Introduction to NGS data analysis

NGS technologies, such as WGS, RNA-Seq, WES, WGBS, ChIP-Seq, generate significant amounts of output data. Before we start talking about various applications available on Genestack and how to choose appropriate ones for your analysis, let’s take a moment to go through the basics of sequencing analysis. To help you better understand the processes involved, we will use the example of genetic variant analysis for WES (Whole Exome Sequencing) data. A typical WES data analysis pipeline includes raw reads quality control, preprocessing, mapping, post-alignment processing, variant calling, followed by variant annotation and prioritization (Bao et al., 2010).

The first thing you need to do with sequencing data is to assess the quality of raw sequencing data. For example, you will get a general view on number and length of reads, if there are any contaminating sequences in your sample or low-quality sequences.

After that, you can do some preprocessing procedures to improve the initial quality of your data. For example, if your sequencing data is contaminated due to the sequencing process, you may choose to trim adaptors and contaminants from your data. Quality control and preprocessing are essential steps because if you do not make sure your data is of good quality to begin with, you cannot fully rely on analysis results.

After you have checked the quality of your data and if necessary, preprocessed it, the next step is mapping, also called aligning, of your reads to a reference genome or reference transcriptome. It allows determining the nucleotide sequence of data being studied with no need of de novo assembly because obtained reads are compared with a reference already existed in a database. For example, in our case, aligning WES reads allows you to discover nucleotides that vary between a reference sequence and the one being tested. The accuracy of the further variant identification depends on the mapping accuracy (The 1000 Genomes Project Consortium, 2010).

After you have mapped your reads, it is a good idea to check the mapping quality, as some of the biases in the data only show up after the mapping step.

Similarly to what you have done before with raw sequencing reads, if you are unsatisfied with the mapping quality, you can process the mapped reads and, for instance, remove duplicated mapped reads (which could be PCR artifacts). Post-alignment processing is very important, as it can greatly improve the accuracy and quality of further variant analysis.

Once the sequence is aligned to a reference genome, the data needs to be analyzed in an experiment-specific fashion. Here we will use the WES reads mapped against the reference genome to perform variant analysis, including variant calling and predicting the effects found variants produce on known genes (e.g. amino acid changes or frame shifts). In this step you compare your sequence with the reference sequence, look at all the differences and try to establish how big of an influence do these changes have on the gene. For instance, if it is a synonymous variant, it will probably have low influence on the gene as such a change causes a codon that produces the same amino acid. However, if it is a large deletion, you can assume that it will have a large effect on the gene function.

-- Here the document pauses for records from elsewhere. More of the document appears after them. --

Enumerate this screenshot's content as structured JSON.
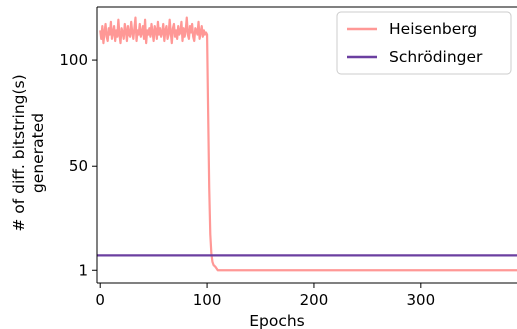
{
  "chart_data": {
    "type": "line",
    "xlabel": "Epochs",
    "ylabel": [
      "# of diff. bitstring(s)",
      "generated"
    ],
    "xlim": [
      -3,
      390
    ],
    "ylim": [
      -5,
      125
    ],
    "xticks": [
      0,
      100,
      200,
      300
    ],
    "yticks": [
      1,
      50,
      100
    ],
    "legend_position": "top-right",
    "series": [
      {
        "name": "Heisenberg",
        "color": "#ff9896",
        "noisy_segment": {
          "x_start": 0,
          "x_end": 100,
          "step": 1,
          "values": [
            114,
            110,
            116,
            108,
            113,
            117,
            111,
            109,
            115,
            112,
            118,
            110,
            113,
            116,
            109,
            114,
            111,
            119,
            112,
            108,
            115,
            113,
            110,
            117,
            114,
            109,
            116,
            112,
            111,
            118,
            113,
            110,
            115,
            120,
            109,
            114,
            112,
            117,
            111,
            113,
            116,
            110,
            119,
            108,
            114,
            112,
            115,
            111,
            117,
            113,
            109,
            116,
            114,
            110,
            118,
            112,
            115,
            111,
            113,
            117,
            109,
            114,
            116,
            110,
            112,
            119,
            113,
            108,
            115,
            117,
            111,
            114,
            110,
            116,
            112,
            113,
            118,
            109,
            115,
            111,
            114,
            120,
            112,
            110,
            116,
            113,
            117,
            111,
            109,
            115,
            114,
            112,
            118,
            110,
            113,
            116,
            111,
            114,
            112,
            113,
            112
          ]
        },
        "tail_points": [
          [
            100,
            112
          ],
          [
            101,
            75
          ],
          [
            102,
            40
          ],
          [
            103,
            18
          ],
          [
            104,
            9
          ],
          [
            105,
            5
          ],
          [
            106,
            3.5
          ],
          [
            108,
            2.5
          ],
          [
            110,
            1
          ],
          [
            390,
            1
          ]
        ]
      },
      {
        "name": "Schrödinger",
        "color": "#6b3fa0",
        "points": [
          [
            -3,
            8
          ],
          [
            390,
            8
          ]
        ]
      }
    ]
  }
}
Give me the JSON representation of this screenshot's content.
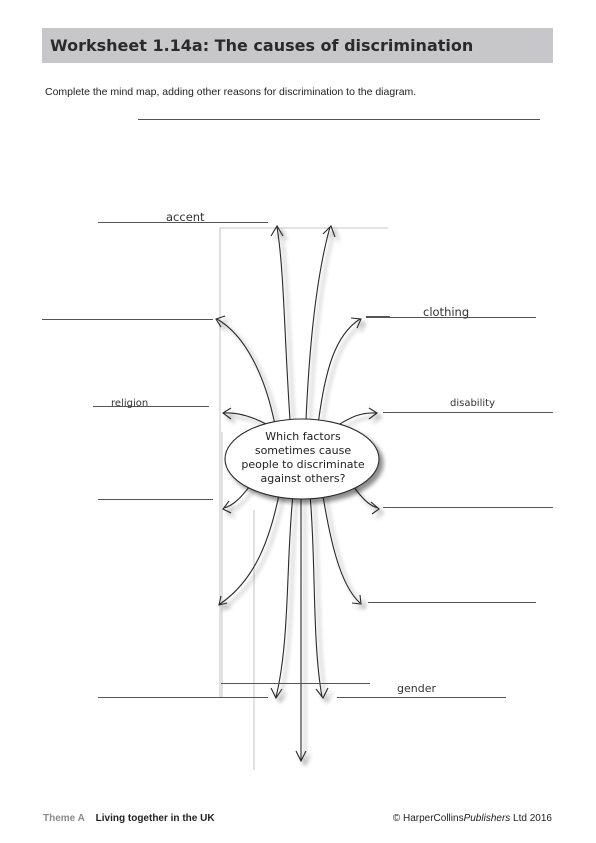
{
  "header": {
    "title": "Worksheet 1.14a: The causes of discrimination"
  },
  "instructions": "Complete the mind map, adding other reasons for discrimination to the diagram.",
  "mind_map": {
    "center": [
      "Which factors",
      "sometimes cause",
      "people to discriminate",
      "against others?"
    ],
    "branch_labels": {
      "accent": "accent",
      "clothing": "clothing",
      "religion": "religion",
      "disability": "disability",
      "gender": "gender"
    }
  },
  "footer": {
    "theme": "Theme A",
    "theme_title": "Living together in the UK",
    "copyright_prefix": "© HarperCollins",
    "copyright_publishers": "Publishers",
    "copyright_suffix": " Ltd 2016"
  }
}
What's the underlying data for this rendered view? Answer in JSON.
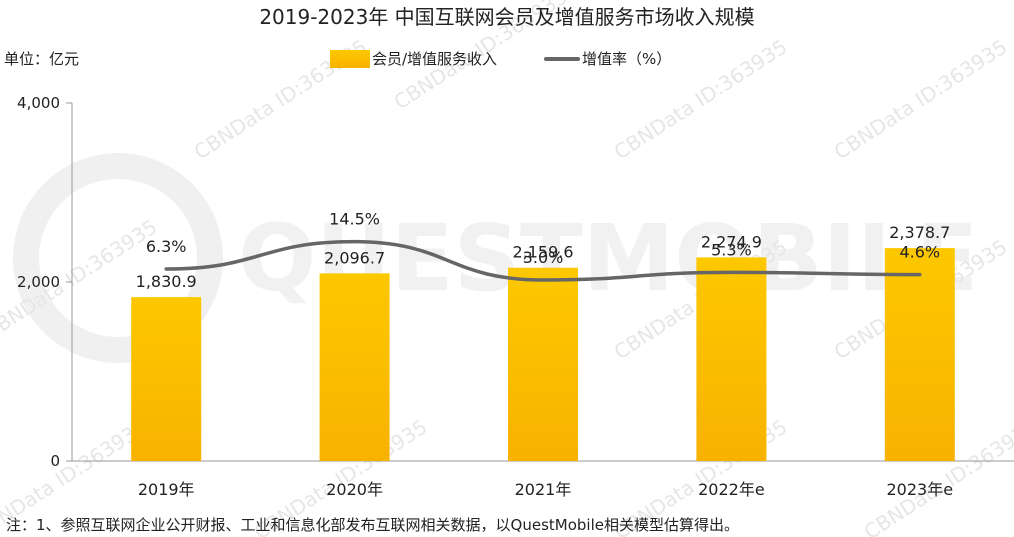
{
  "title": "2019-2023年 中国互联网会员及增值服务市场收入规模",
  "unit_label": "单位：亿元",
  "note": "注：1、参照互联网企业公开财报、工业和信息化部发布互联网相关数据，以QuestMobile相关模型估算得出。",
  "watermark": {
    "id_text": "CBNData ID:363935",
    "logo": "QUESTMOBILE"
  },
  "colors": {
    "bar_top": "#FDC800",
    "bar_bottom": "#F8B200",
    "line": "#666666",
    "axis": "#999999"
  },
  "chart_data": {
    "type": "bar",
    "categories": [
      "2019年",
      "2020年",
      "2021年",
      "2022年e",
      "2023年e"
    ],
    "series": [
      {
        "name": "会员/增值服务收入",
        "type": "bar",
        "values": [
          1830.9,
          2096.7,
          2159.6,
          2274.9,
          2378.7
        ],
        "labels": [
          "1,830.9",
          "2,096.7",
          "2,159.6",
          "2,274.9",
          "2,378.7"
        ]
      },
      {
        "name": "增值率（%）",
        "type": "line",
        "values": [
          6.3,
          14.5,
          3.0,
          5.3,
          4.6
        ],
        "labels": [
          "6.3%",
          "14.5%",
          "3.0%",
          "5.3%",
          "4.6%"
        ]
      }
    ],
    "ylim": [
      0,
      4000
    ],
    "yticks": [
      0,
      2000,
      4000
    ],
    "ytick_labels": [
      "0",
      "2,000",
      "4,000"
    ],
    "legend": "top-center",
    "grid": false
  }
}
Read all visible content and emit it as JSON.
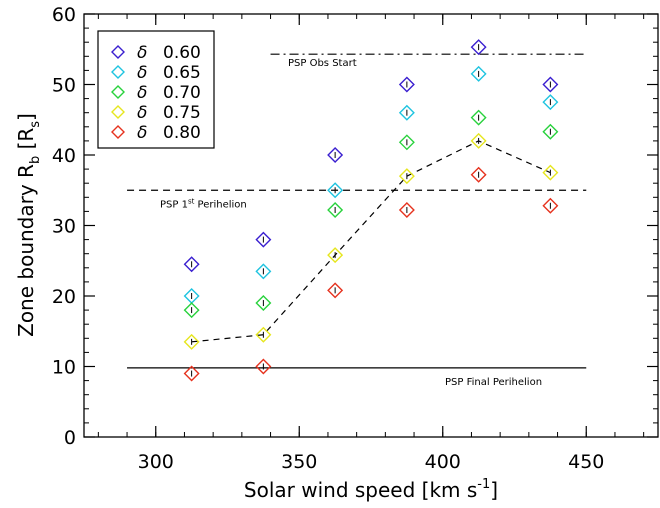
{
  "chart_data": {
    "type": "scatter",
    "xlabel": "Solar wind speed [km s",
    "xlabel_sup": "-1",
    "xlabel_tail": "]",
    "ylabel": "Zone boundary R",
    "ylabel_sub": "b",
    "ylabel_bracket_open": " [R",
    "ylabel_bracket_sub": "s",
    "ylabel_bracket_close": "]",
    "xlim": [
      275,
      475
    ],
    "ylim": [
      0,
      60
    ],
    "xticks": [
      300,
      350,
      400,
      450
    ],
    "yticks": [
      0,
      10,
      20,
      30,
      40,
      50,
      60
    ],
    "x_minor_step": 10,
    "y_minor_step": 2,
    "grid": false,
    "legend_placement": "top-left",
    "delta_symbol": "δ",
    "x": [
      312.5,
      337.5,
      362.5,
      387.5,
      412.5,
      437.5
    ],
    "series": [
      {
        "name": "0.60",
        "color": "#3a1fd0",
        "values": [
          24.5,
          28.0,
          40.0,
          50.0,
          55.3,
          50.0
        ]
      },
      {
        "name": "0.65",
        "color": "#1ec4e0",
        "values": [
          20.0,
          23.5,
          35.0,
          46.0,
          51.5,
          47.5
        ]
      },
      {
        "name": "0.70",
        "color": "#28d23c",
        "values": [
          18.0,
          19.0,
          32.2,
          41.8,
          45.3,
          43.3
        ]
      },
      {
        "name": "0.75",
        "color": "#e6e61e",
        "values": [
          13.5,
          14.5,
          25.8,
          37.0,
          42.0,
          37.5
        ]
      },
      {
        "name": "0.80",
        "color": "#e6321e",
        "values": [
          9.0,
          10.0,
          20.8,
          32.2,
          37.2,
          32.8
        ]
      }
    ],
    "trend_line": {
      "x": [
        312.5,
        337.5,
        362.5,
        387.5,
        412.5,
        437.5
      ],
      "y": [
        13.5,
        14.5,
        25.8,
        37.0,
        42.0,
        37.5
      ]
    },
    "reference_lines": [
      {
        "label": "PSP Obs Start",
        "y": 54.3,
        "x_from": 340,
        "x_to": 450,
        "style": "dashdot"
      },
      {
        "label": "PSP 1",
        "label_sup": "st",
        "label_tail": " Perihelion",
        "y": 35.0,
        "x_from": 290,
        "x_to": 450,
        "style": "dashed"
      },
      {
        "label": "PSP Final Perihelion",
        "y": 9.8,
        "x_from": 290,
        "x_to": 450,
        "style": "solid"
      }
    ]
  }
}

When it comes to visualising your data: the standard tool for visualisation of mapped reads and identified variants is the Genome Browser. Since visualization is one of the concepts at the core of our platform, on Genestack you will find a range of other useful tools that will help you better understand your data considering their nature. For example, for WES or WGS data, we suggest using Variant Explorer which can be used to sieve through thousands of variants and allow users to focus on their most important findings.